My real profit here has come from nothing more expensive than patience. None of these wines are intended to be stored for decades. Indeed, many would say it wasn’t worth the investment I made in keeping them so long. But what I’ve ended up with, for a few pounds per bottle more than some random industrial supermarket concoction and most of that paid six years ago, is proper wine in perfect condition and at the perfect age, softened and rounded by sitting around in its bottle for a good while but showing no sign of decrepitude. Little pockets of pleasure.
Frankly the search for good wines at good prices is enough of a hassle even without feeling that you’ve got to do it five years before you’re thirsty, but I think it’s occasionally worth it.
Good advice this. I also enjoy rooting around for modestly-priced wine en primeur.

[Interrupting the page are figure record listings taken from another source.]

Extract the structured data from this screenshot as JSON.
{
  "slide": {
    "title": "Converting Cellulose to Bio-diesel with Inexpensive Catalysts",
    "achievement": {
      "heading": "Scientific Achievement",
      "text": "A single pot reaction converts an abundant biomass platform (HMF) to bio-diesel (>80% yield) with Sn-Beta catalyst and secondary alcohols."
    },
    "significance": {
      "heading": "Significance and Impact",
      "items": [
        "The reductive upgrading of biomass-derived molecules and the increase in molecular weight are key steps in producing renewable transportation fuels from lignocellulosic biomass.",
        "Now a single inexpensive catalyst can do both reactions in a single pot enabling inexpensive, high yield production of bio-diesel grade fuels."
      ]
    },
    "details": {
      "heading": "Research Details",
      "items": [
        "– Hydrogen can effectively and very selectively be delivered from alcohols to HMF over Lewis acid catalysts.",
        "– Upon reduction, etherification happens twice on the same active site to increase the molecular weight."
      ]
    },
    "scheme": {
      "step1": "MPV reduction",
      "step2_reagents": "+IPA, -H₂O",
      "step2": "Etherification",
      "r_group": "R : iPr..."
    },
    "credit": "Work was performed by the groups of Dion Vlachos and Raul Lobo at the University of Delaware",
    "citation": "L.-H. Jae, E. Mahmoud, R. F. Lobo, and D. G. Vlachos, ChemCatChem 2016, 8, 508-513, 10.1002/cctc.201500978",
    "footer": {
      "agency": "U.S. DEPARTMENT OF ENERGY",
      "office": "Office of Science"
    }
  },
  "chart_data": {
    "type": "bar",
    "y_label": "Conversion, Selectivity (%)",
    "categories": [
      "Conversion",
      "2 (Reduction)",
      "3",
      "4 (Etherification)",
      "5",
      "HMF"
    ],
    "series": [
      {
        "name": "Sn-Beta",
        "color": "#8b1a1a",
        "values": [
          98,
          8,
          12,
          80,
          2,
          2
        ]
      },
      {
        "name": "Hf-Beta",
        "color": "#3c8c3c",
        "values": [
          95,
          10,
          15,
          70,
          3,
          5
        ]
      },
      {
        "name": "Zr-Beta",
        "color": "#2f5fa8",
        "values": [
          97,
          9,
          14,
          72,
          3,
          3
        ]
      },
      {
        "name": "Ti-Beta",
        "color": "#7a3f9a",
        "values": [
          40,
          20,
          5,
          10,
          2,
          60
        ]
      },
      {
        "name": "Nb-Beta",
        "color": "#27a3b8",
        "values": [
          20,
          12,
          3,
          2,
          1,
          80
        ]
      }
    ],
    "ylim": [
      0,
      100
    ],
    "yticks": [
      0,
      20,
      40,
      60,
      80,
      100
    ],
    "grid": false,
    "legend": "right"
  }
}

Not so much in search of bargains – though there have been a few of those – more because with quite a lot of wine, even very middling Bordeaux, for example, if you don’t buy it en primeur you won’t be able to buy it at all. Not in Ireland or the UK at least.
And that’s a great link to the Coudoulet de Beaucastel offer – thank you. I’m a fan of the wine, but didn’t get any 2014 because I couldn’t afford it with the other stuff I wanted. Now I have a case for 75 quid. Delighted.